I also am only trying to fill my concrete block beds 4” deep (roughly) to save on costs since my main goal with them in my case is to raise the crown of my plants’ roots a few inches out of the occasionally sodden ground and expecting my roots to go into the native soil under my beds where I am lucky to have pretty fertile native soil.
But even with this strategy, the $1~ per concrete block I spend on the bed perimeter is the cheaper part, and the dirt is definitely the expense you need to keep in mind with any raised bed I imagine.
If you have a lot of time to work with and a large space to expand your compost pile, I imagine you might be able to get chip drops and compost the chips instead of just using them for mulch but… that’s a lot of time and work to go to even assuming the chips are pretty finely ground up to start with which may offset any benefit in getting the base material dropped off cheap/free.
if you know farmers with cows horses goats and pigs. they will fill your truck bed or trailer for free or very cheap. green partially composted full of weed seeds,. it doesnt matter. fill it up 3/4 of the way then top it off with a decent soil. i added leaves sticks and med. branches then filled it in with green horse manure then good loam the last 6-8in.in all of mine 5 years ago. every fall since i top it off with green chicken bedding. by spring its almost compltely broke down. i make my rows by pulling any thats left on top back and plant in the soil underneath. it grows very well with no other imputs so far and almost no weeds..
I do bulk top soil and bulk leafgro. I love Hawkins, see if they deliver to your area. Their prices are slightly higher than others, but include shipping and work out to be quite a bit less than everywhere else that has a delivery fee. Then, add whatever else you want- leaves, amendments, etc.. Raised bed soils/sandy mixes/mushroom compost/etc are crazy expensive and not necessary. I don’t use rotting logs, but a lot of people do that for the first foot. I’ve even see people put plants in on their sides and then bend them up if the actual soil is shallow
For the two new beds I’ve added this year, I’m doing leafgro and sand plus amendments/food scraps. I don’t have enough soil needs at the moment to justify another bulk delivery and what I’m growing in these two will do well with a sandy mix. And, sand is cheap.
My neighbor got some 3x12 pieces of wood . They were 4ft long. He gave me enough to redo my old beds, they are working out.
I would suggest using 2x6s, cleating them together on the outside with 2x4s. Line the inside with Hardi backer cement board. Use some steel form stakes to secure the box to the ground. The backer board should protect the wood for a good while.

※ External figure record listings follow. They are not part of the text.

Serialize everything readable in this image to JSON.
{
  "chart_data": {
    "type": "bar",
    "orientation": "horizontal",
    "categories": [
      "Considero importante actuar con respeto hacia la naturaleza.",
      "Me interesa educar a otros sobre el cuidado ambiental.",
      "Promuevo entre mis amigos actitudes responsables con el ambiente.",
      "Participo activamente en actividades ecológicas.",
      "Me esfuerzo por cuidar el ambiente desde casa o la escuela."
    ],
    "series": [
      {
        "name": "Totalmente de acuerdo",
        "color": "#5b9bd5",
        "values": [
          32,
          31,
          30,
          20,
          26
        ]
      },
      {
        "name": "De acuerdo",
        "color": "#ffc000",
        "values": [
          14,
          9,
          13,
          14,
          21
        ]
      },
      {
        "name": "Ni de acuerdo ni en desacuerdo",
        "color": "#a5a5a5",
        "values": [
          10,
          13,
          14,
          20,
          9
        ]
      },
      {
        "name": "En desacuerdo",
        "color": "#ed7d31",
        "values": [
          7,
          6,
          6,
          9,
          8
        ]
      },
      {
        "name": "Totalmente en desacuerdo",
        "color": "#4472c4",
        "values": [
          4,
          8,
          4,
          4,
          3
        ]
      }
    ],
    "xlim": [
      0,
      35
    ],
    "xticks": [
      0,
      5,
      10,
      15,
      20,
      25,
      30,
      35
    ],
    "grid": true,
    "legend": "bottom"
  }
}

I’ve tried several different materials and I’m settling on drystone (no mortar) construction using whatever random rocks are handy. In the Ozarks there’s no shortage of rocks. If they get messed up somehow they’re easy to repair and they’ll be there long after I’m dead and gone. The only downside is it is possible for weeds to try to grow through the cracks. Seedling weed trees coming through the cracks are possible. The pros far outweigh the cons for me.
I just saw this and immediately realized the usefulness it suggested:
When skid steer rubber tracks wear down they don’t provide as much grip since the grooves aren’t anywhere near as deep, and so they need to be replaced in order to maintain the effectiveness of the machine. I’ve never asked the guys at the local tractor sales and repair shop what they are charged for the disposal fee but I’m sure that they have to pay to get them gone afterwards. There are full-size machines that are much more popular and which would make for longer track loops (like those pictured above) and there are smaller ride-on machines that would give much smaller track loops, but at least around here those will be harder to find since they aren’t used as much.